John 3: 16-18
John tells us that he has written his gospel so that we may come to believe in Jesus, the Son of God, and thus have life in his name. To help us come to belief, John throughout his gospel talks about people like us — some who believe, some who half-believe, some who refuse to believe. The context of this gospel passage is the story of Nicodemus. Nicodemus comes to Jesus “at night” and represents those of us who hold back, and thus never completely leave the darkness to enter the light and love of eternal life.
The first sentence of the passage summarizes not only our Trinity Sunday gospel, but John’s entire gospel about the meaning of Jesus and the meaning of our human existence: “God so loved the world that he gave his only Son, so that everyone who believes in him might not perish but might have eternal life.”
The feast of the Holy Trinity reminds us that every Sunday’s gospel helps unfold the mystery of divine life: in each gospel Jesus makes the Father’s truth and love present in the world through the power of the Holy Spirit. Every Sunday’s Eucharist is the prayer of the church in living communion with the Risen Lord praising the Father through the power of the Spirit. Every good work we do is to share in Christ’s mission of making the Father’s truth and love present in the world because we share Christ’s Spirit. And we experience even now in faith some fulfillment of our human existence through the peace and joy of living in the communion of divine love with Father, Son, and Holy Spirit.
The gospel of Trinity Sunday further reminds us of the constant reality which Jesus addresses in every gospel of the church year. That reality is the “world” which God loves so much as to give it his only Son. We are that world—human beings tragically alienated from God, alienated from each other, alienated from our own deepest personal identity as children of God. This is the world described in the first chapters of Genesis, in every evening’s TV news, in our own experience of life.

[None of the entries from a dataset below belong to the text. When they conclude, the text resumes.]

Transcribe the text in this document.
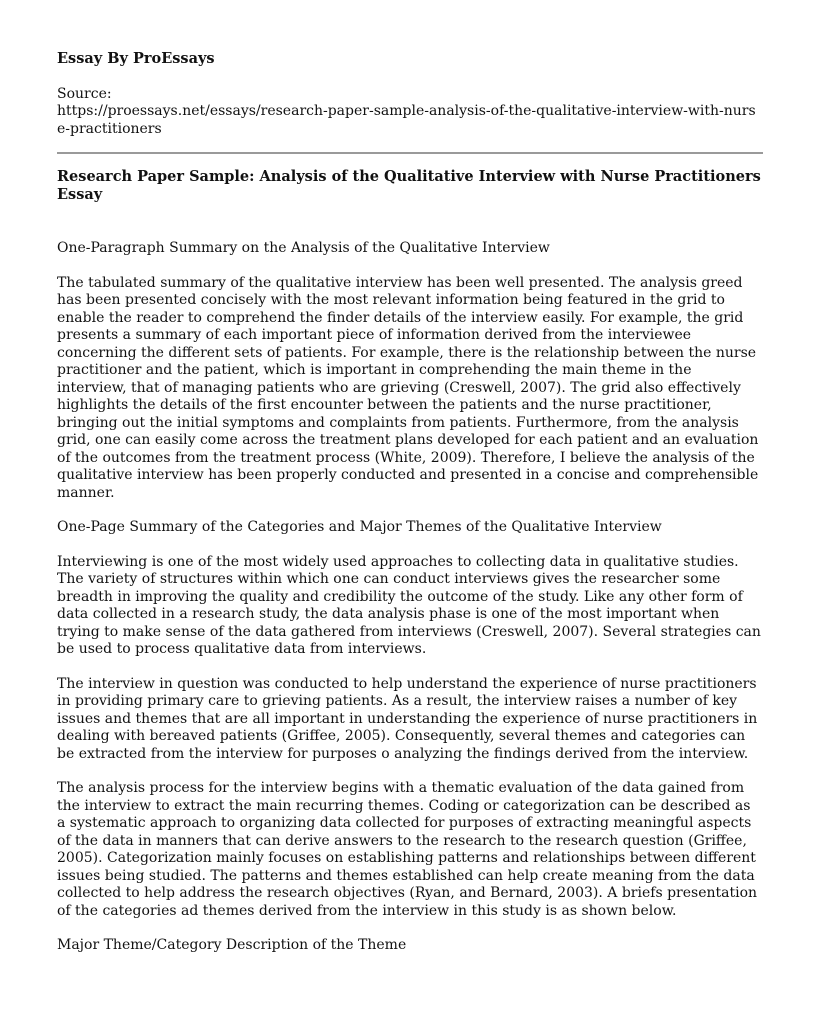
Essay By ProEssays
Source:
https://proessays.net/essays/research-paper-sample-analysis-of-the-qualitative-interview-with-nurse-practitioners
Research Paper Sample: Analysis of the Qualitative Interview with Nurse Practitioners Essay
One-Paragraph Summary on the Analysis of the Qualitative Interview

The tabulated summary of the qualitative interview has been well presented. The analysis greed has been presented concisely with the most relevant information being featured in the grid to enable the reader to comprehend the finder details of the interview easily. For example, the grid presents a summary of each important piece of information derived from the interviewee concerning the different sets of patients. For example, there is the relationship between the nurse practitioner and the patient, which is important in comprehending the main theme in the interview, that of managing patients who are grieving (Creswell, 2007). The grid also effectively highlights the details of the first encounter between the patients and the nurse practitioner, bringing out the initial symptoms and complaints from patients. Furthermore, from the analysis grid, one can easily come across the treatment plans developed for each patient and an evaluation of the outcomes from the treatment process (White, 2009). Therefore, I believe the analysis of the qualitative interview has been properly conducted and presented in a concise and comprehensible manner.

One-Page Summary of the Categories and Major Themes of the Qualitative Interview

Interviewing is one of the most widely used approaches to collecting data in qualitative studies. The variety of structures within which one can conduct interviews gives the researcher some breadth in improving the quality and credibility the outcome of the study. Like any other form of data collected in a research study, the data analysis phase is one of the most important when trying to make sense of the data gathered from interviews (Creswell, 2007). Several strategies can be used to process qualitative data from interviews.

The interview in question was conducted to help understand the experience of nurse practitioners in providing primary care to grieving patients. As a result, the interview raises a number of key issues and themes that are all important in understanding the experience of nurse practitioners in dealing with bereaved patients (Griffee, 2005). Consequently, several themes and categories can be extracted from the interview for purposes o analyzing the findings derived from the interview.

The analysis process for the interview begins with a thematic evaluation of the data gained from the interview to extract the main recurring themes. Coding or categorization can be described as a systematic approach to organizing data collected for purposes of extracting meaningful aspects of the data in manners that can derive answers to the research to the research question (Griffee, 2005). Categorization mainly focuses on establishing patterns and relationships between different issues being studied. The patterns and themes established can help create meaning from the data collected to help address the research objectives (Ryan, and Bernard, 2003). A briefs presentation of the categories ad themes derived from the interview in this study is as shown below.

Major Theme/Category Description of the Theme
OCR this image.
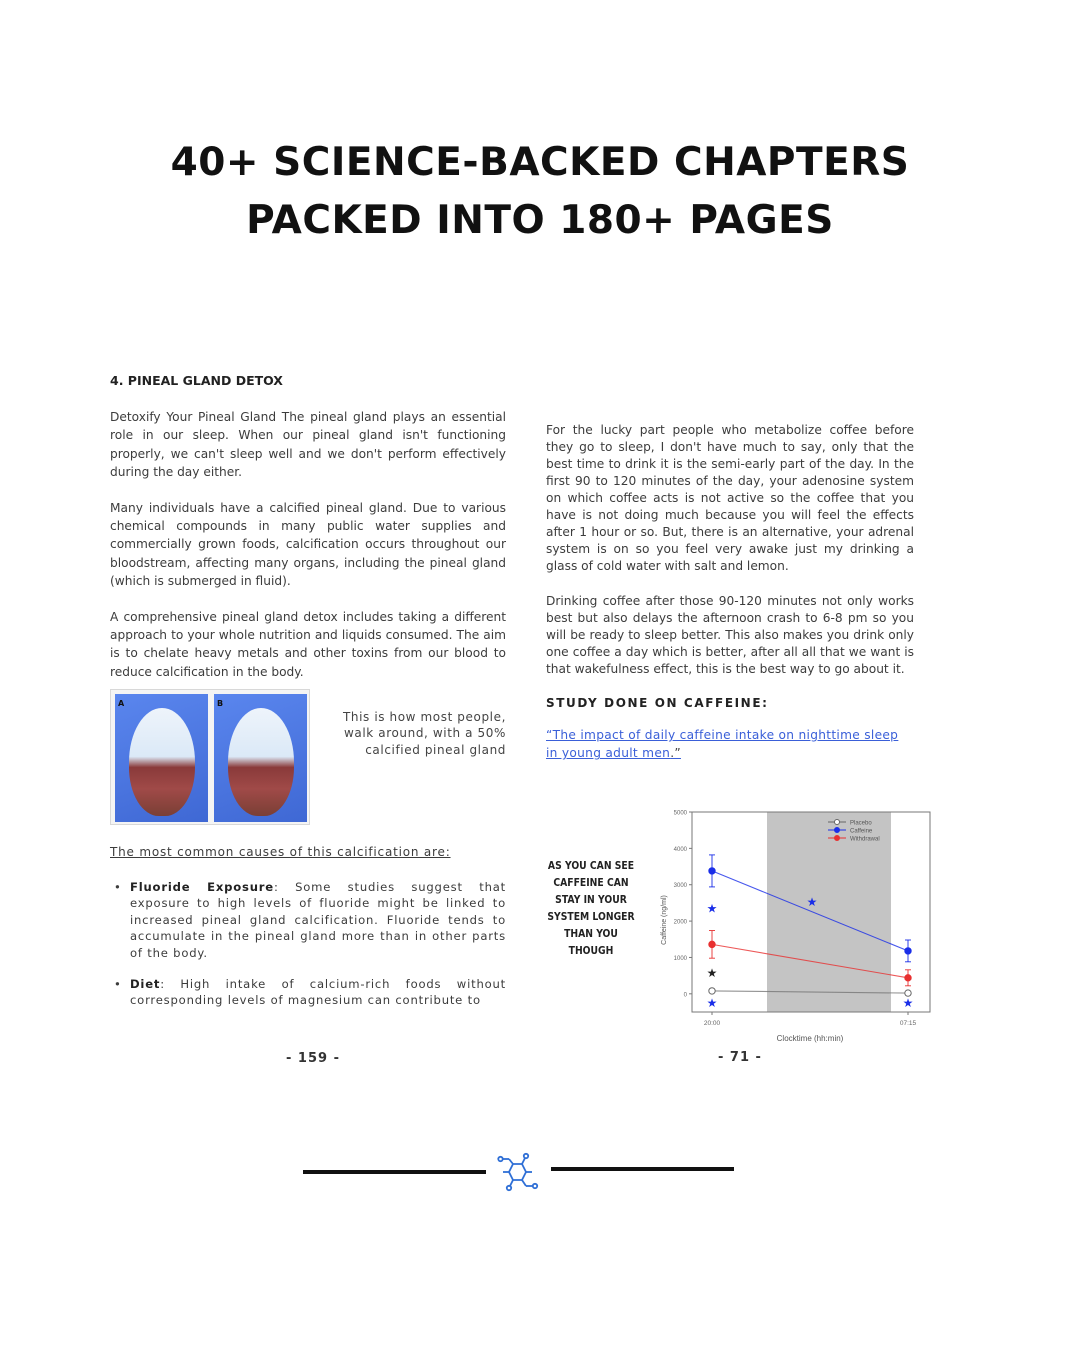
40+ SCIENCE-BACKED CHAPTERS
PACKED INTO 180+ PAGES
4. PINEAL GLAND DETOX

Detoxify Your Pineal Gland The pineal gland plays an essential role in our sleep. When our pineal gland isn't functioning properly, we can't sleep well and we don't perform effectively during the day either.

Many individuals have a calcified pineal gland. Due to various chemical compounds in many public water supplies and commercially grown foods, calcification occurs throughout our bloodstream, affecting many organs, including the pineal gland (which is submerged in fluid).

A comprehensive pineal gland detox includes taking a different approach to your whole nutrition and liquids consumed. The aim is to chelate heavy metals and other toxins from our blood to reduce calcification in the body.

A	B
This is how most people, walk around, with a 50% calcified pineal gland
The most common causes of this calcification are:
• Fluoride Exposure: Some studies suggest that exposure to high levels of fluoride might be linked to increased pineal gland calcification. Fluoride tends to accumulate in the pineal gland more than in other parts of the body.
• Diet: High intake of calcium-rich foods without corresponding levels of magnesium can contribute to
- 159 -

For the lucky part people who metabolize coffee before they go to sleep, I don't have much to say, only that the best time to drink it is the semi-early part of the day. In the first 90 to 120 minutes of the day, your adenosine system on which coffee acts is not active so the coffee that you have is not doing much because you will feel the effects after 1 hour or so. But, there is an alternative, your adrenal system is on so you feel very awake just my drinking a glass of cold water with salt and lemon.

Drinking coffee after those 90-120 minutes not only works best but also delays the afternoon crash to 6-8 pm so you will be ready to sleep better. This also makes you drink only one coffee a day which is better, after all all that we want is that wakefulness effect, this is the best way to go about it.

STUDY DONE ON CAFFEINE:

“The impact of daily caffeine intake on nighttime sleep in young adult men.”

AS YOU CAN SEE CAFFEINE CAN STAY IN YOUR SYSTEM LONGER THAN YOU THOUGH
0
1000
2000
3000
4000
5000
20:00	07:15
★
★
★
★
★
Placebo
Caffeine
Withdrawal
Clocktime (hh:min)
Caffeine (ng/ml)
- 71 -
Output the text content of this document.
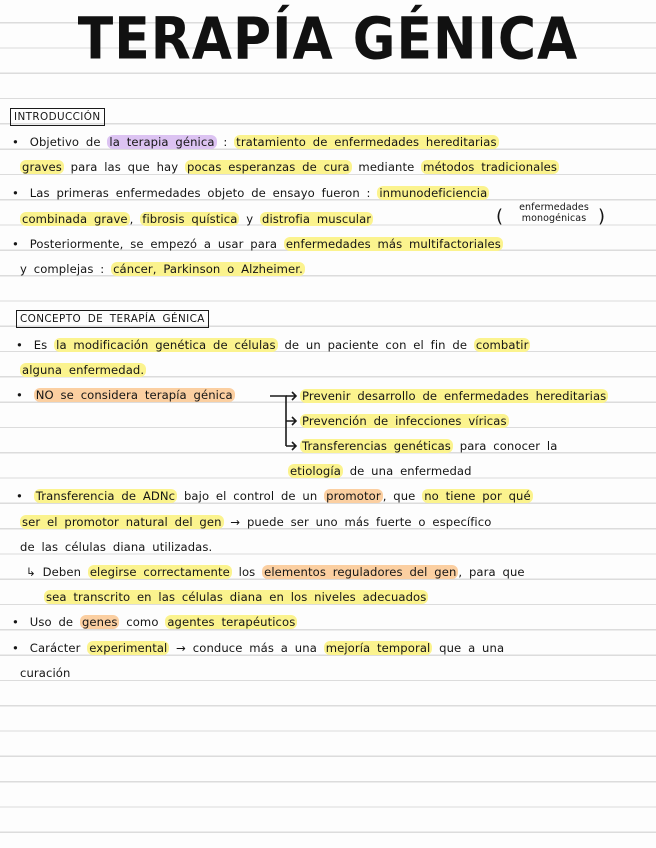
TERAPÍA GÉNICA
INTRODUCCIÓN
• Objetivo de la terapia génica : tratamiento de enfermedades hereditarias
graves para las que hay pocas esperanzas de cura mediante métodos tradicionales
• Las primeras enfermedades objeto de ensayo fueron : inmunodeficiencia
combinada grave , fibrosis quística y distrofia muscular	(	enfermedades
monogénicas )
• Posteriormente, se empezó a usar para enfermedades más multifactoriales
y complejas : cáncer, Parkinson o Alzheimer.
CONCEPTO DE TERAPÍA GÉNICA
• Es la modificación genética de células de un paciente con el fin de combatir
alguna enfermedad.
• NO se considera terapía génica	Prevenir desarrollo de enfermedades hereditarias
Prevención de infecciones víricas
Transferencias genéticas para conocer la
etiología de una enfermedad
• Transferencia de ADNc bajo el control de un promotor , que no tiene por qué
ser el promotor natural del gen → puede ser uno más fuerte o específico
de las células diana utilizadas.
↳ Deben elegirse correctamente los elementos reguladores del gen , para que
sea transcrito en las células diana en los niveles adecuados
• Uso de genes como agentes terapéuticos
• Carácter experimental → conduce más a una mejoría temporal que a una
curación
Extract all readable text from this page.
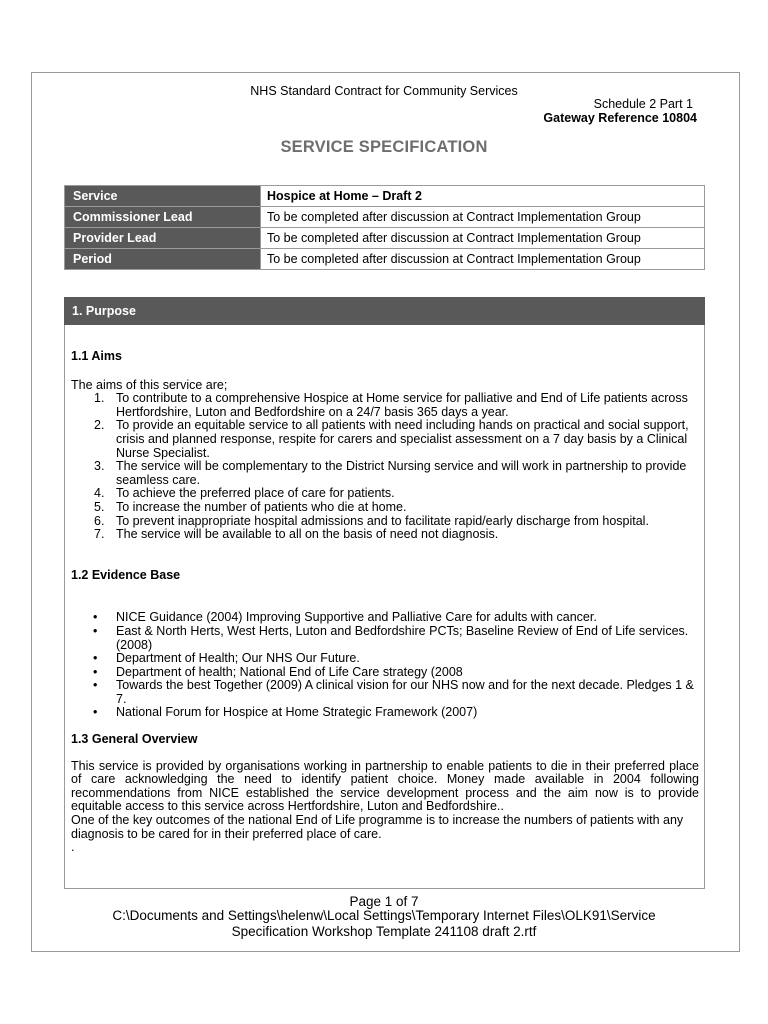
NHS Standard Contract for Community Services
Schedule 2 Part 1
Gateway Reference 10804
SERVICE SPECIFICATION
Service	Hospice at Home – Draft 2
Commissioner Lead	To be completed after discussion at Contract Implementation Group
Provider Lead	To be completed after discussion at Contract Implementation Group
Period	To be completed after discussion at Contract Implementation Group
1. Purpose
1.1 Aims
The aims of this service are;
1. To contribute to a comprehensive Hospice at Home service for palliative and End of Life patients across Hertfordshire, Luton and Bedfordshire on a 24/7 basis 365 days a year.
2. To provide an equitable service to all patients with need including hands on practical and social support, crisis and planned response, respite for carers and specialist assessment on a 7 day basis by a Clinical Nurse Specialist.
3. The service will be complementary to the District Nursing service and will work in partnership to provide seamless care.
4. To achieve the preferred place of care for patients.
5. To increase the number of patients who die at home.
6. To prevent inappropriate hospital admissions and to facilitate rapid/early discharge from hospital.
7. The service will be available to all on the basis of need not diagnosis.
1.2 Evidence Base
• NICE Guidance (2004) Improving Supportive and Palliative Care for adults with cancer.
• East & North Herts, West Herts, Luton and Bedfordshire PCTs; Baseline Review of End of Life services.(2008)
• Department of Health; Our NHS Our Future.
• Department of health; National End of Life Care strategy (2008
• Towards the best Together (2009) A clinical vision for our NHS now and for the next decade. Pledges 1 & 7.
• National Forum for Hospice at Home Strategic Framework (2007)
1.3 General Overview
This service is provided by organisations working in partnership to enable patients to die in their preferred place of care acknowledging the need to identify patient choice. Money made available in 2004 following recommendations from NICE established the service development process and the aim now is to provide equitable access to this service across Hertfordshire, Luton and Bedfordshire..
One of the key outcomes of the national End of Life programme is to increase the numbers of patients with any diagnosis to be cared for in their preferred place of care.
.
Page 1 of 7
C:\Documents and Settings\helenw\Local Settings\Temporary Internet Files\OLK91\Service
Specification Workshop Template 241108 draft 2.rtf
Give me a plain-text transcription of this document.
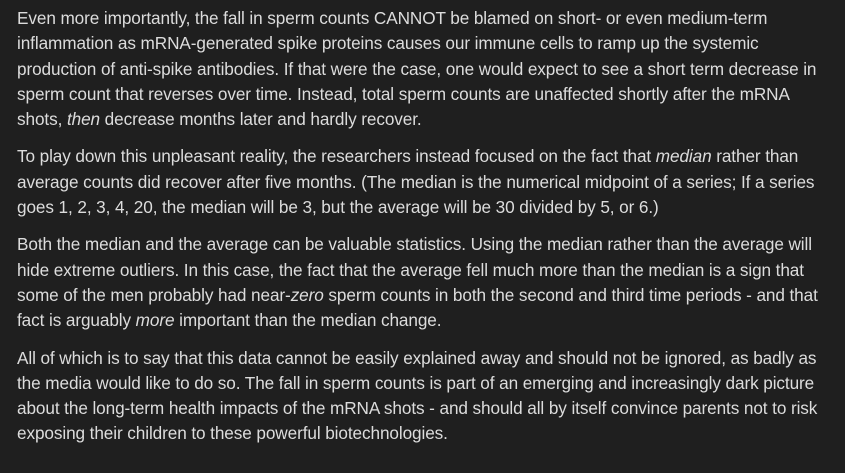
Even more importantly, the fall in sperm counts CANNOT be blamed on short- or even medium-term inflammation as mRNA-generated spike proteins causes our immune cells to ramp up the systemic production of anti-spike antibodies. If that were the case, one would expect to see a short term decrease in sperm count that reverses over time. Instead, total sperm counts are unaffected shortly after the mRNA shots, then decrease months later and hardly recover.

To play down this unpleasant reality, the researchers instead focused on the fact that median rather than average counts did recover after five months. (The median is the numerical midpoint of a series; If a series goes 1, 2, 3, 4, 20, the median will be 3, but the average will be 30 divided by 5, or 6.)

Both the median and the average can be valuable statistics. Using the median rather than the average will hide extreme outliers. In this case, the fact that the average fell much more than the median is a sign that some of the men probably had near-zero sperm counts in both the second and third time periods - and that fact is arguably more important than the median change.

All of which is to say that this data cannot be easily explained away and should not be ignored, as badly as the media would like to do so. The fall in sperm counts is part of an emerging and increasingly dark picture about the long-term health impacts of the mRNA shots - and should all by itself convince parents not to risk exposing their children to these powerful biotechnologies.
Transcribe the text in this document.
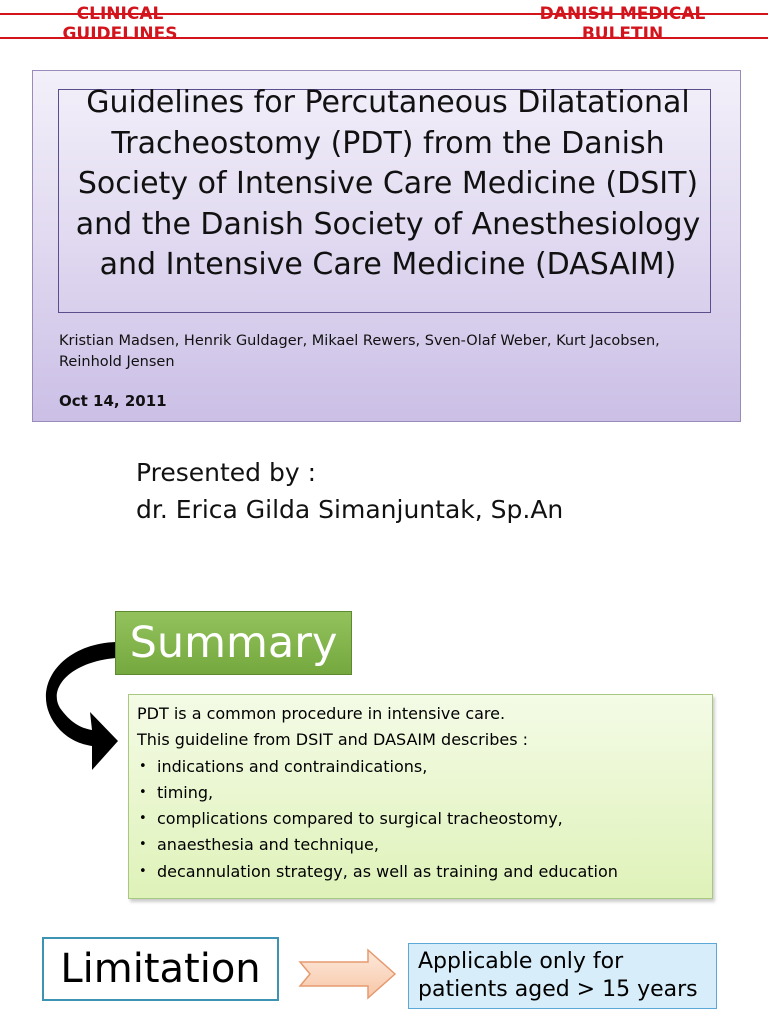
CLINICAL
GUIDELINES
DANISH MEDICAL
BULETIN
Guidelines for Percutaneous Dilatational Tracheostomy (PDT) from the Danish Society of Intensive Care Medicine (DSIT) and the Danish Society of Anesthesiology and Intensive Care Medicine (DASAIM)
Kristian Madsen, Henrik Guldager, Mikael Rewers, Sven-Olaf Weber, Kurt Jacobsen, Reinhold Jensen
Oct 14, 2011
Presented by :
dr. Erica Gilda Simanjuntak, Sp.An
Summary
PDT is a common procedure in intensive care.
This guideline from DSIT and DASAIM describes :
• indications and contraindications,
• timing,
• complications compared to surgical tracheostomy,
• anaesthesia and technique,
• decannulation strategy, as well as training and education
Limitation	Applicable only for
patients aged > 15 years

Particularly this year when many in our world seem to prefer darkness to light, we need to celebrate the feast of the Holy Trinity with prayer of steadfast hope. God still does love the world. And we can still come out of its dark night to accept his only Son, whom he has given to us so that we might have life in him. Only in his light and in his life can we enjoy peace among ourselves and within ourselves, a peace that surpasses human understanding.